Cambalache (Junkshop)
On the road to Chapada dos Guimarães I stumbled upon a place that has left me perplexed. Even the memory of it makes my head spin. From the outside I couldn't tell what it was. There were not solid walls; instead the building was enclosed by thin stripes of wood placed in a grid. It was obviously some kind of store or repair shop because it accepted credit cards. There was a large hand painted sign that hung upside down, but I could not decipher it.
I went inside and found the owner seating on a stool drinking mate cimarrón(1) . He did not stand up but asked me to seat next to him. He was a bearded, introspective man approaching his mid sixties. He introduced himself as André and showed me a book on nuclear reactors he had on a table. I noticed inserts and scribbling on the margins of the book. Scanning the surroundings I could identify many objects: pliers, supermarket cart, chemicals, brooms, car parts, bird cage, water bottles, magazines, bed frame, stacks of burlap bags, pipes, chickens, metal sink, windows, gates, dishes, clothes, toys, but what I could not decipher was under which criteria had all those things ended up in there. Dust accumulated over time had given a uniform reddish patina to all those diverse objects. I imagined André stranded inside the belly of the whale.
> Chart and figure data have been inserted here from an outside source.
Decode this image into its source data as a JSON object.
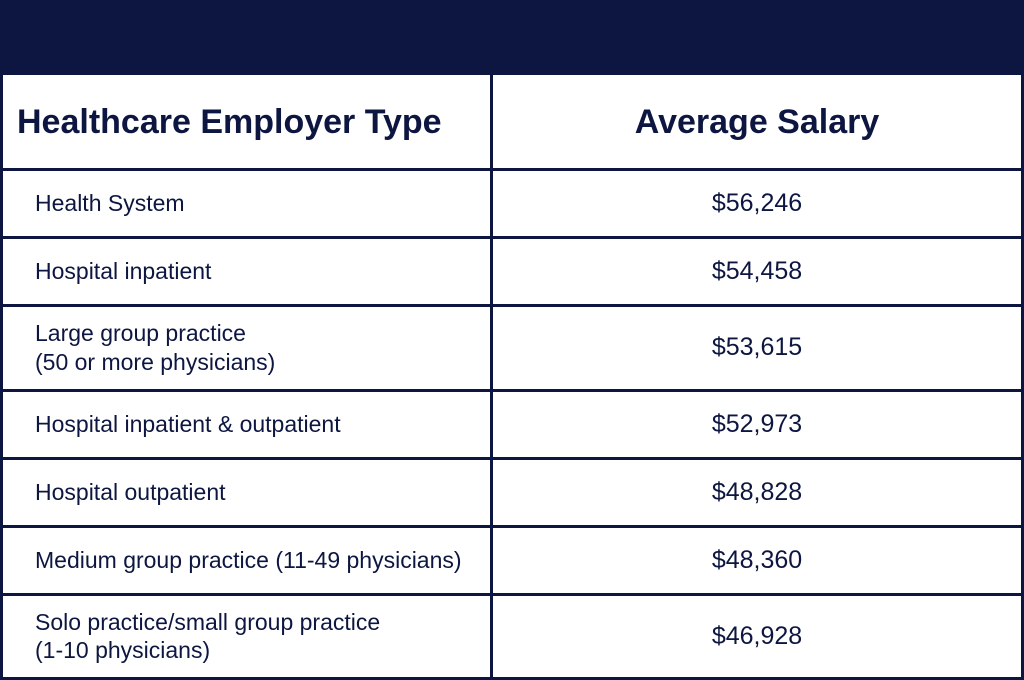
{
  "table": {
    "type": "table",
    "header_background": "#0d1640",
    "border_color": "#0d1640",
    "text_color": "#0d1640",
    "background_color": "#ffffff",
    "header_fontsize": 34,
    "header_fontweight": 800,
    "cell_fontsize_label": 23,
    "cell_fontsize_salary": 25,
    "columns": [
      {
        "label": "Healthcare Employer Type",
        "align": "left"
      },
      {
        "label": "Average Salary",
        "align": "center"
      }
    ],
    "rows": [
      {
        "label": "Health System",
        "salary": "$56,246"
      },
      {
        "label": "Hospital inpatient",
        "salary": "$54,458"
      },
      {
        "label": "Large group practice\n(50 or more physicians)",
        "salary": "$53,615"
      },
      {
        "label": "Hospital inpatient & outpatient",
        "salary": "$52,973"
      },
      {
        "label": "Hospital outpatient",
        "salary": "$48,828"
      },
      {
        "label": "Medium group practice (11-49 physicians)",
        "salary": "$48,360"
      },
      {
        "label": "Solo practice/small group practice\n (1-10 physicians)",
        "salary": "$46,928"
      }
    ]
  }
}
André asked me what I was looking for. I said I was just passing by and would like to photograph his place. He agreed and asked me if I wanted to play chess afterwards. I kindly declined and went to look around.
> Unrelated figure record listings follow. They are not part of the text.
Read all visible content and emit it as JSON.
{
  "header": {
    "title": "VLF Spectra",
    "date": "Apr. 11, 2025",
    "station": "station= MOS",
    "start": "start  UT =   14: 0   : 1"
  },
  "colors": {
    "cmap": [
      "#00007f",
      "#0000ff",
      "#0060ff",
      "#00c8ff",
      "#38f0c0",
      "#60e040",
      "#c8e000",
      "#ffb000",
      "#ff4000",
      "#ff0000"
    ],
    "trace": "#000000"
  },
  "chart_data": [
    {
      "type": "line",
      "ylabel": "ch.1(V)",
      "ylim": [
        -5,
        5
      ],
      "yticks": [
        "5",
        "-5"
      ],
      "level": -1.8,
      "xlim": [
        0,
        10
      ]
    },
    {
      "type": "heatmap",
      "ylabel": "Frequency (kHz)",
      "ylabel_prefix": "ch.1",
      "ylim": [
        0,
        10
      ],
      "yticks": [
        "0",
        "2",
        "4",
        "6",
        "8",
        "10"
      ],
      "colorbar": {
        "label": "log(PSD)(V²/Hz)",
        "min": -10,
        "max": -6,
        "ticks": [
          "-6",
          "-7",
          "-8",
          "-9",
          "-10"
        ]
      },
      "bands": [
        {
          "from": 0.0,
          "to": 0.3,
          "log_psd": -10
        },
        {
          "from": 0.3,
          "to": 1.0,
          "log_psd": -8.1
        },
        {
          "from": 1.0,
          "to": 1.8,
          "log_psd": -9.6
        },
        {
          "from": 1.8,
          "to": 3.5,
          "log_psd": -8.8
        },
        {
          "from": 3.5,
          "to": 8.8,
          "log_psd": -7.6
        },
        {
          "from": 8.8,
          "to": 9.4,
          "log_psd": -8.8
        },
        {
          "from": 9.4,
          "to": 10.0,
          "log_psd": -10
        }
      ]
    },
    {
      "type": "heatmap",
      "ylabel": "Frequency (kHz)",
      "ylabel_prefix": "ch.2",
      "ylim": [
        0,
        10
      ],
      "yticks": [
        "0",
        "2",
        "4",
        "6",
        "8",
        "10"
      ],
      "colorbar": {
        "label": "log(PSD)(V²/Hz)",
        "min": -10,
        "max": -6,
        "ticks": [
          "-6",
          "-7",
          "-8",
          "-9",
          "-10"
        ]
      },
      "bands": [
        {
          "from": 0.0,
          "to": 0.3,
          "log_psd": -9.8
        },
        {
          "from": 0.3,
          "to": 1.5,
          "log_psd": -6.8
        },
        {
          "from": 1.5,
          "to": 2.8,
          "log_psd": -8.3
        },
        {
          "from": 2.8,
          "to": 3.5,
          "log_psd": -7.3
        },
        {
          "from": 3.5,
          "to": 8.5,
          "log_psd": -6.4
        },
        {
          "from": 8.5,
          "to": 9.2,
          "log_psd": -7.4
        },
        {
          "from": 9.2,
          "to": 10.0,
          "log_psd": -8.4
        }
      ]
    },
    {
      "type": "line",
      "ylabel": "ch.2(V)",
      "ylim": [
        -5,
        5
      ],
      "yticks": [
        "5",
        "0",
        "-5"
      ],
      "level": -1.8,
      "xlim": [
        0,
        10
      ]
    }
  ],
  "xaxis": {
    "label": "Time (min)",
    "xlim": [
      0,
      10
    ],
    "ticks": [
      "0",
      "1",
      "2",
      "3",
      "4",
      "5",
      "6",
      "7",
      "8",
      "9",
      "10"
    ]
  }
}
An area of the store resembled Jean Tinguely's welding studio. If Tinguely's art satirized the mindless overproduction of material goods in industrial society, this junkshop went a step further to state the impossibility of a postindustrial redemption. All of those things held together were their own new reality, a collective conglomerate of matter entrenched in processes of decay, a geological transmutation that could not be reversed, much less reorganize.
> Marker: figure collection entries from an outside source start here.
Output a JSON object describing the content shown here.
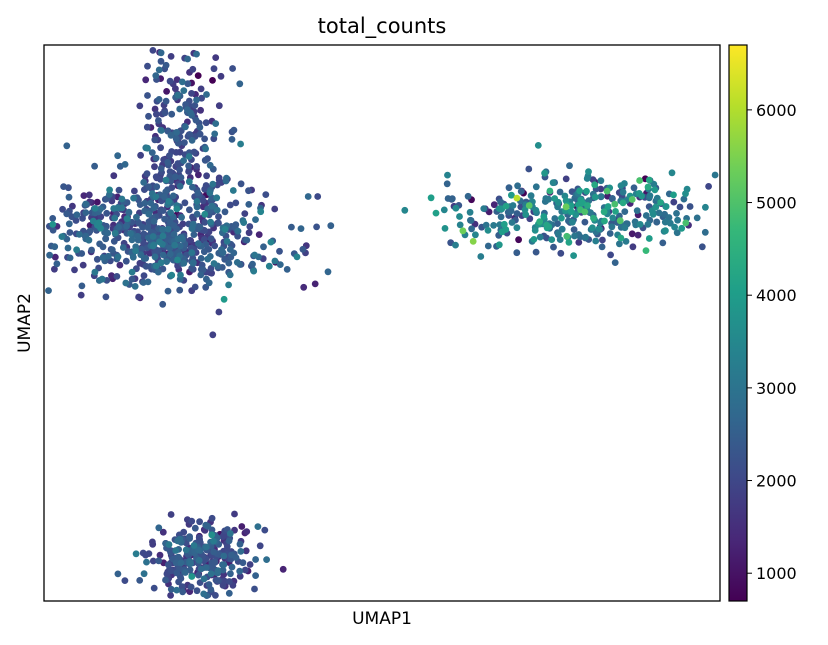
{
  "chart_data": {
    "type": "scatter",
    "title": "total_counts",
    "xlabel": "UMAP1",
    "ylabel": "UMAP2",
    "xlim": [
      0,
      1
    ],
    "ylim": [
      0,
      1
    ],
    "grid": false,
    "colorbar": {
      "colormap": "viridis",
      "range": [
        700,
        6700
      ],
      "ticks": [
        1000,
        2000,
        3000,
        4000,
        5000,
        6000
      ],
      "tick_labels": [
        "1000",
        "2000",
        "3000",
        "4000",
        "5000",
        "6000"
      ],
      "stops": [
        "#440154",
        "#482878",
        "#3e4989",
        "#31688e",
        "#26828e",
        "#1f9e89",
        "#35b779",
        "#6ece58",
        "#b5de2b",
        "#fde725"
      ]
    },
    "clusters": [
      {
        "label": "upper-left",
        "center": [
          0.17,
          0.66
        ],
        "spread": [
          0.085,
          0.05
        ],
        "count": 650,
        "value_mean": 2300,
        "value_sd": 500
      },
      {
        "label": "upper-left-peak",
        "center": [
          0.2,
          0.82
        ],
        "spread": [
          0.03,
          0.09
        ],
        "count": 250,
        "value_mean": 2100,
        "value_sd": 450
      },
      {
        "label": "upper-right",
        "center": [
          0.8,
          0.7
        ],
        "spread": [
          0.1,
          0.035
        ],
        "count": 380,
        "value_mean": 3000,
        "value_sd": 900
      },
      {
        "label": "bottom",
        "center": [
          0.23,
          0.08
        ],
        "spread": [
          0.04,
          0.035
        ],
        "count": 300,
        "value_mean": 2100,
        "value_sd": 500
      }
    ]
  }
}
I found a large, roofless building where pipes, water tanks and an abandoned car laid scattered amongst overgrown tropical vegetation. On the side of this building I saw what it seemed like the arsenal of Dada and Surrealism: an array of readymades arranged with striking poetic precision. As I prepared to photograph this exquisite assemblage a rooster came into the scene. I tried to chase the bird away but he would not leave. Instead, the rooster looked at me in the eye and walked inside the frame, posing for the camera. This chance encounter made me think the animal wanted to deliver a message, something I could not refuse.
As I photographed the rooster I entertained the notion that this physical realm epitomizes the collapse of our materialist system of values, the black hole of consumerism. The unintended aesthetics of these ruins is all we have left. This place had the physical pull of a vortex; a site where the spatial and geological coordinates of the planet had become disjointed, where time warps and other worlds break through the surface of reality, unleashing the symbolic power of otherness and of the unconscious.
André was playing chess by himself and told me that the rooster had been the champion in a big cockfight tournament. Someone gave it to him after it could not fight anymore. He had decided not to cook it because it would be too hard to chew. All the rooster does now is sing in the morning and spend the day wandering around, chasing after the hens.